As Chair, Stephen will lead the National Autistic Society’s Board of Trustees. They provide oversight of the National Autistic Society, making sure the charity meets its objectives and complies with charity law and regulations. The charity has 16 trustees, primarily made up of people who are either parents of autistic people or who are autistic themselves. They have a wide array of experience and skills, reflecting the range of work the charity does.
Stephen will also be an ambassador for the National Autistic Society, working alongside autistic people and their families. He will engage government ministers, corporate partners and other people and organisations to help bring about the changes autistic people and families need.
The coming years will be incredibly important for autistic people and families across the whole of the UK. There’s a new five-year autism strategy in England and a seven-year strategy is being developed for Northern Ireland. A commissioner for autistic people and people with a learning disability is expected in Scotland and the Code of Practice is being implemented in Wales.
The charity’s Board of Trustees took the lead on recruiting the new Chair. They worked with an external specialist recruitment agency and members of the charity’s Autistic Colleagues Network. The process was also supported by an advisory panel made up of autistic people with strong links to the charity, for instance with branches and campaigning.
Stephen Ladyman, the incoming Chair of the National Autistic Society, said:
“I’m delighted to be joining the National Autistic Society, particularly ahead of the charity’s 60th anniversary next year. I’m looking forward to meeting colleagues, members and supporters as I start to visit the charity’s services and at the AGM in November.
“When I was an MP, I was shocked at the huge battles parents of autistic children faced, just to get a little support. This was in the late 1990s when there was very little awareness of autism or representation in Parliament to advocate for autistic children, adults and their families. This inspired me to set up and chair the All-Party Parliamentary Group for Autism, alongside the National Autistic Society.
“Things have improved since the 90s but support and services for autistic children and adults are still nowhere near where they should be. I am convinced that if everyone understood autism and what it’s like to be autistic, the world would be a much better place. I will do all I can to make this a reality.”
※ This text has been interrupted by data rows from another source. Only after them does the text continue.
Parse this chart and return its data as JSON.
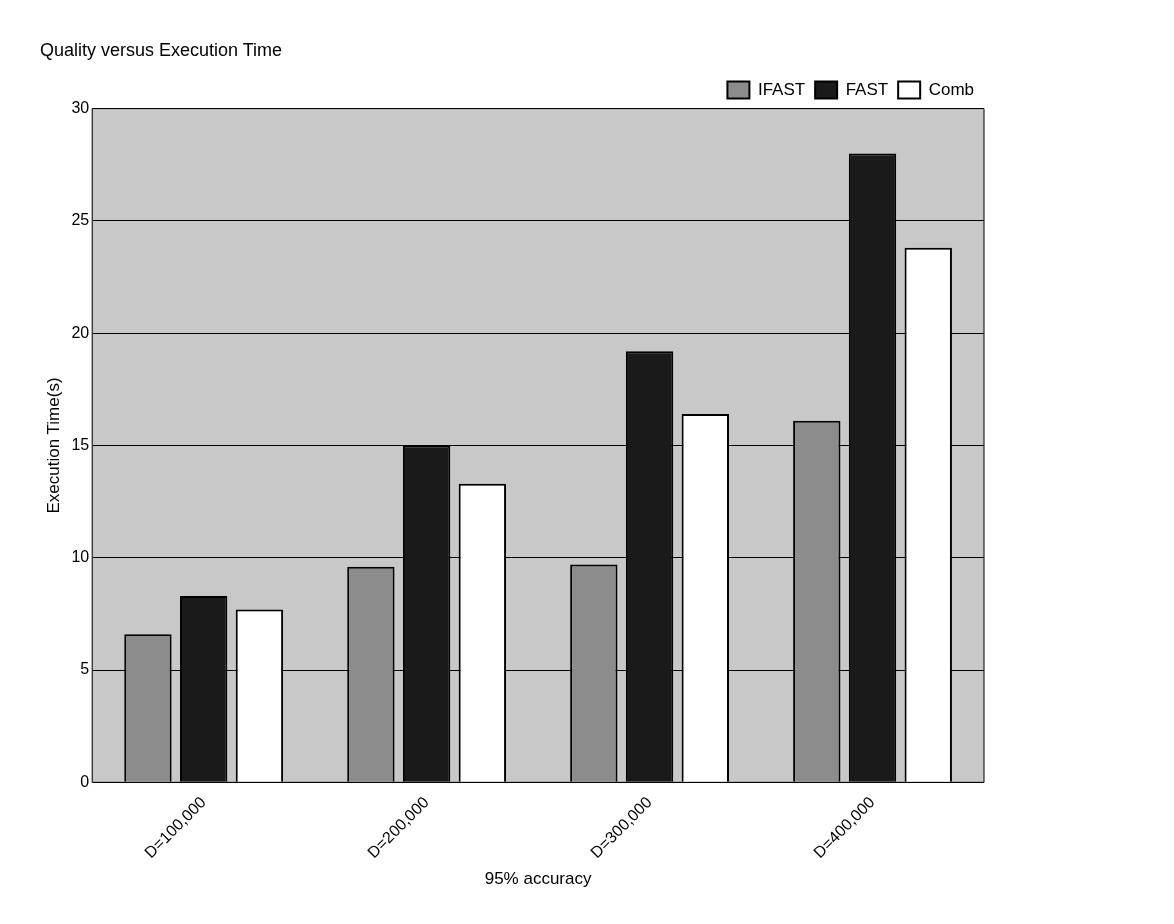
{
  "chart_data": {
    "type": "bar",
    "title": "Quality versus Execution Time",
    "xlabel": "95% accuracy",
    "ylabel": "Execution Time(s)",
    "categories": [
      "D=100,000",
      "D=200,000",
      "D=300,000",
      "D=400,000"
    ],
    "series": [
      {
        "name": "IFAST",
        "color": "#8c8c8c",
        "values": [
          6.6,
          9.6,
          9.7,
          16.1
        ]
      },
      {
        "name": "FAST",
        "color": "#1a1a1a",
        "values": [
          8.3,
          15.0,
          19.2,
          28.0
        ]
      },
      {
        "name": "Comb",
        "color": "#ffffff",
        "values": [
          7.7,
          13.3,
          16.4,
          23.8
        ]
      }
    ],
    "ylim": [
      0,
      30
    ],
    "yticks": [
      0,
      5,
      10,
      15,
      20,
      25,
      30
    ],
    "grid": "y",
    "legend": "top right"
  }
}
Carol Homden, the current Chair of the National Autistic Society, said:
“The Chair is a vital role within every charity. Stephen has the right skills, experience and, crucially, passion to guide the National Autistic Society into the future.
“It’s been an honour to be the Chair of the Board of Trustees for the past 10 years, particularly as my autistic son Freddy is supported by the charity. There have of course been some significant challenges but also lots of successes too. In particular, our Too Much Information campaign to improve public understanding of autism, growing our branch network and specialist casework services, opening three free schools and developing new services for young autistic adults with high support needs.
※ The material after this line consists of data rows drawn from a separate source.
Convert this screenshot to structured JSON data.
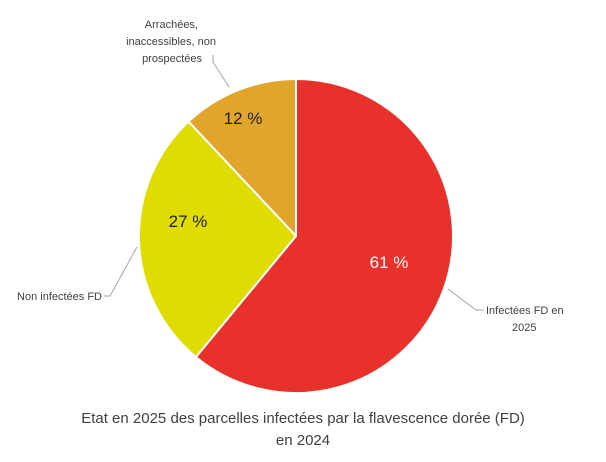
{
  "chart_data": {
    "type": "pie",
    "title": "Etat en 2025 des parcelles infectées par la flavescence dorée (FD) en 2024",
    "title_lines": [
      "Etat en 2025 des parcelles infectées par la flavescence dorée (FD)",
      "en 2024"
    ],
    "slices": [
      {
        "name": "Infectées FD en 2025",
        "label_lines": [
          "Infectées FD en",
          "2025"
        ],
        "value": 61,
        "value_label": "61 %",
        "color": "#e8312a",
        "text_color": "#ffffff"
      },
      {
        "name": "Non infectées FD",
        "label_lines": [
          "Non infectées FD"
        ],
        "value": 27,
        "value_label": "27 %",
        "color": "#dedc00",
        "text_color": "#222222"
      },
      {
        "name": "Arrachées, inaccessibles, non prospectées",
        "label_lines": [
          "Arrachées,",
          "inaccessibles, non",
          "prospectées"
        ],
        "value": 12,
        "value_label": "12 %",
        "color": "#e1a52c",
        "text_color": "#222222"
      }
    ]
  }
}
“I look forward to working with Stephen over the coming months, ahead of his formal appointment at our AGM in November.”
Caroline Stevens, Chief Executive of the National Autistic Society, said:
“Stephen’s appointment is fantastic news for our charity and our supporters. He is exceptionally well qualified. And I know he will do a sterling job providing crucial oversight of our work and as an ambassador for our charity.
“Thank you to the Board of Trustees for leading this extensive recruitment process. And thank you Carol for your excellent stewardship of our charity over the past 10 years, particularly supporting me in my first couple of years as Chief Executive.
“I am looking forward to working closely with Stephen in the coming years, starting with marking our charity’s 60th anniversary in 2022.”